NI’s Inverter Test System simulates EV powertrains to perform hardware-in-the-lop (HIL) tests of traction inverter electronic control units (ECUs). (Photo: Business Wire)

NI expands electric vehicle testing ecosystem by collaborating with D&V Electronics on power-level inverter testing

November 2, 2021

AUSTIN, Texas—National Instruments (NI), the developer of automated test and measurement systems, is working to enhance testing environments and workflows for validation of electric vehicle (EV) traction inverters. Toward this goal, NI has introduced a new Inverter Test System (ITS) and established a collaboration agreement with D&V Electronics for testing of power-level inverters, the company said in a release.

According to NI, both achievements promise to accelerate innovation for EVs by integrating test earlier in the product development lifecycle. By simulating EV powertrains to perform hardware-in-the-loop (HIL) tests of traction inverter electronic control units (ECUs), the ITS allows EV test engineers to create more life-like scenarios that are not easily and accurately reproduced on the road.

For more than a century, NI said, automotive powertrain engineers focused on optimizing the combustion engine. Although the arrival of the electric vehicle brings the promise of a sustainable future, the engineering challenge has proven formidable. However, the problem-solving capabilities of NI, coupled with the expertise of D&V Electronics, are said to allow customers to spend more time engineering ambitiously toward Vision Zero, and less time troubleshooting their test systems.

Through the collaboration between NI and D&V, electric motor and direct current power emulators can be inserted into the test workflow to enable durability and thermal testing of the inverter component, at full power, in a high quality, cost-effective, and safe environment. Adding more simulation fidelity and capabilities speeds up the entire development process at a lower overall cost than field tests, NI said in the release.

“Automotive engineers are constantly modifying simulation models based on evolving electric vehicle performance and test requirements,” said Noah Reding, senior director of validation, transportation at NI, in the release. “They need integrated solutions to seamlessly move these models from design to validation. Advancements such as these speed up EV adoption and production innovations by eliminating inefficiencies in the testing process.”

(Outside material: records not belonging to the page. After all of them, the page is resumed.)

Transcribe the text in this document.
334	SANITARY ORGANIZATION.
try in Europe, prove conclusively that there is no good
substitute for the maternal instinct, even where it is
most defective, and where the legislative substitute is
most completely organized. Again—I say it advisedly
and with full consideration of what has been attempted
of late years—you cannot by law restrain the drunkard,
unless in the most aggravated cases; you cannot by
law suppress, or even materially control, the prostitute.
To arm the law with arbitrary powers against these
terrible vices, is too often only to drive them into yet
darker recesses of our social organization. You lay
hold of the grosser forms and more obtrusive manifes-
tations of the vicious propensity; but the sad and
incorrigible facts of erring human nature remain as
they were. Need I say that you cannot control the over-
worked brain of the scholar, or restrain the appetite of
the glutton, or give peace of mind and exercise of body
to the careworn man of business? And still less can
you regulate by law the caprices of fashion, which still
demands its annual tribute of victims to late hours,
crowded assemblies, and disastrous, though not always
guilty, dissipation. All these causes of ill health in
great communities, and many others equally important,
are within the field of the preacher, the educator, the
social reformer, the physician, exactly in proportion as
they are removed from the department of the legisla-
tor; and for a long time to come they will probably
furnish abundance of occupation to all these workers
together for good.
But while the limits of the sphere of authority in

“Traction inverters are the heart of the powertrain, and inverter design technology is changing rapidly,” said Uday Deshpande, chief technology officer of D&V Electronics, in the release. “D&V’s innovative power emulators, combined with NI’s high-speed test platforms, will offer customers future-ready capabilities that enable coverage from component to system level testing in a controlled environment. Our team is excited to partner with NI on its new inverter test offerings, and we look forward to ongoing success.”